Thursday, October 25, 2012

Piano - D.H. Lawrence


Piano

By D.H. Lawrence (1885 - 1930)

Softly, in the dusk, a woman is singing to me; 
Taking me back down the vista of years, till I see 
A child sitting under the piano, in the boom of the tingling strings 
And pressing the small, poised feet of a mother who smiles as she sings.

In spite of myself, the insidious mastery of song
Betrays me back, till the heart of me weeps to belong
To the old Sunday evenings at home, with winter outside
And hymns in the cosy parlour, the tinkling piano our guide.
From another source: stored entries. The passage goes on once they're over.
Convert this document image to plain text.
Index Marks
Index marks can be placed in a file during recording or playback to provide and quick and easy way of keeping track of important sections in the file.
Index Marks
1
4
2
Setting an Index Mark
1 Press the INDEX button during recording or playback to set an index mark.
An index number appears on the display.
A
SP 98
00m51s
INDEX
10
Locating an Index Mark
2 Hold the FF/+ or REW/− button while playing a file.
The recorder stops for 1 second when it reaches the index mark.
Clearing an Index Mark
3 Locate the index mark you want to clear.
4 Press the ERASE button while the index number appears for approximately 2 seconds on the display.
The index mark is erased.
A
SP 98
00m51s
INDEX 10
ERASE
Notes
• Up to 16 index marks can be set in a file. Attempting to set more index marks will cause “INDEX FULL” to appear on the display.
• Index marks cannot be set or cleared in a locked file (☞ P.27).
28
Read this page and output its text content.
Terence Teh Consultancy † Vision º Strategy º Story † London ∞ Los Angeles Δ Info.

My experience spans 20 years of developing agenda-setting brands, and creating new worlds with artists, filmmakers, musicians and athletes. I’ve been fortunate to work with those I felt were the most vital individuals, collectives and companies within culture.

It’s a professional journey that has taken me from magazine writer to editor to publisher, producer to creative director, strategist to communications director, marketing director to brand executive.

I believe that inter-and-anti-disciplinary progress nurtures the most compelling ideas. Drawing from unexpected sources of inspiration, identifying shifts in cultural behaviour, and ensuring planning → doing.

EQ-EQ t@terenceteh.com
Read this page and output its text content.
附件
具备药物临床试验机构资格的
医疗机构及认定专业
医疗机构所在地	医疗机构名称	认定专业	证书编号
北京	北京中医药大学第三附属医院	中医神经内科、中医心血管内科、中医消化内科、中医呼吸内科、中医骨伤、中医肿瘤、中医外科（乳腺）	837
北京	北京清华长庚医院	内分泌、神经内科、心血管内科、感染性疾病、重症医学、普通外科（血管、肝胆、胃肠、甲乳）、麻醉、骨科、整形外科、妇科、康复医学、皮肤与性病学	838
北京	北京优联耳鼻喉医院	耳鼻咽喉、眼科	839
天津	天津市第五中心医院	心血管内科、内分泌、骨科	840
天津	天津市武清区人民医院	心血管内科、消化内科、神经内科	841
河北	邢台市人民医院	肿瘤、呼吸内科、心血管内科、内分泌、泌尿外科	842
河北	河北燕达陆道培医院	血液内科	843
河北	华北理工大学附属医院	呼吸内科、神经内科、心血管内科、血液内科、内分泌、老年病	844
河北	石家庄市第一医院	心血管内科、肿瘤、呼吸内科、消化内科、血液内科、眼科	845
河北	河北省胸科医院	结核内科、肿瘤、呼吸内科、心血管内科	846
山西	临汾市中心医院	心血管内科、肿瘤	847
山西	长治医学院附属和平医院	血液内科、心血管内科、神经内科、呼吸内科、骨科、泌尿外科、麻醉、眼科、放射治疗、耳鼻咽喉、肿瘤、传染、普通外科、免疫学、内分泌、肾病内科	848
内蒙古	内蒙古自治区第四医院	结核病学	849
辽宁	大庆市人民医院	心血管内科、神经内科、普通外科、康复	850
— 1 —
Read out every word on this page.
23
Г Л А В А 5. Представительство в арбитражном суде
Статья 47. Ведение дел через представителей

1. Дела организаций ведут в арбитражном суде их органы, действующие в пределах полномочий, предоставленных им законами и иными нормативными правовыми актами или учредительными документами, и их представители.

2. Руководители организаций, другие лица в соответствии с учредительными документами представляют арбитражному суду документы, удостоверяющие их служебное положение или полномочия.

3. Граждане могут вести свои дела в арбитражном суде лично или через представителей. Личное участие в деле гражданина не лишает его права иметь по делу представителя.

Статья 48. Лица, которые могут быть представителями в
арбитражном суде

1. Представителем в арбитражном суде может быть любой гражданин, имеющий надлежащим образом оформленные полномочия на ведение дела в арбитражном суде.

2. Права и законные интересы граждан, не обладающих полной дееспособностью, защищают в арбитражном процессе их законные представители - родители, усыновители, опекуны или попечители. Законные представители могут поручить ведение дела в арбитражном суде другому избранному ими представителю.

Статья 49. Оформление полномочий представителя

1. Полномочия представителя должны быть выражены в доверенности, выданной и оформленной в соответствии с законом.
So now it is vain for the singer to burst into clamour
With the great black piano appassionato. The glamour
Of childish days is upon me, my manhood is cast
Down in the flood of remembrance, I weep like a child for the past.

1918

I really enjoyed this poem this week because it has so many elements that speak to me.  When first reading it, I love the smooth and comforting tone that this poem brings.  Smooth and comforting are my favorite adjectives to use when actually listening to and/or playing the piano.  Combining the tone with the rhyme scheme and different line lengths, the effect kind of makes me feel like I am literally listening to the piano or my mom singing along with a piano.

The diction of the poem is like a grand piano in that is flows very smoothly with the ambiance and elegance of a grand piano.  The rhyming of the poem is very suiting to the poem because it is rhythmical like playing a song on the piano.  And ther are many hard sounds like "appasionato" or "black" or "tinkling" that remind me of staccato type notes.  Staccato means light separation between notes.  And the words such as "clamour" or  "glamour" or "rememberance" remind me of more legato type notes (longer held notes).

This poem makes me want to go back to the piano.  I used to love playing it until my mother made me practice so much that I eventually lost interest in the songs that I was playing.  I was eventually playing for others and not for myself and that's where I didn't want to be.  It's those moments that on a quiet afternoon, I make something beautiful out of nothing that made days brighter.  And I think this poem captures that brightness.


Design - Robert Frost (1936)

 
 
I found a dimpled spider, fat and white, 
On a white heal-all, holding up a moth 
Like a white piece of rigid satin cloth-- 
Assorted characters of death and blight 
Mixed ready to begin the morning right, 
Like the ingredients of a witches' broth-- 
A snow-drop spider, a flower like a froth, 
And dead wings carried like a paper kite.  

What had that flower to do with being white, 
The wayside blue and innocent heal-all? 
What brought the kindred spider to that height, 
Then steered the white moth thither in the night? 
What but design of darkness to appall?-- 
If design govern in a thing so small. 

This poem can be found in The Norton Introduction to Poetry on page 297.
My intuitive response to this poem is that Frost really paints a picture in my mind of a white spider holding a moth probably in its mouth on a blue and elegant flower and he wants us to think about how beauty and death do not necessarily have to be in different frames of mind.  The quote from The Sounds of Poetry, "the line and the syntactical unit are not necessarily the same" can be applied to this poem in the first stanza.  The quote means that although the first stanza is, in itself, is one sentence, each line of the stanza has a specific meaning and importance to the poem and that is why there is enjambment to the breaks after words like "moth" and "blight".  Another thing I noticed when analyzing this poem was that the largest accents were in the one syllable words at the end of each line.  I enjoyed the fact that there were not many largely accented words in the middle of lines which let me read the lines very quickly and then I could take a pause at the end of the line.  Also, each line had either 10 or 11 syllables and the only lines that did not rhyme were the first line of the first stanza and second line of the second stanza. This design of the poem makes reading very smooth and easy (in a good way) to me.  
The first stanza is very classical ekphrasis in that Frost describes the artistic beauty of what is happening between the spider and the moth on the flower.  The second stanza turns to modern ekphrasis because Frost starts asking rhetorical questions to the reader and starts to engage the reader into answering questions on why and how this piece of art in front of him came to be.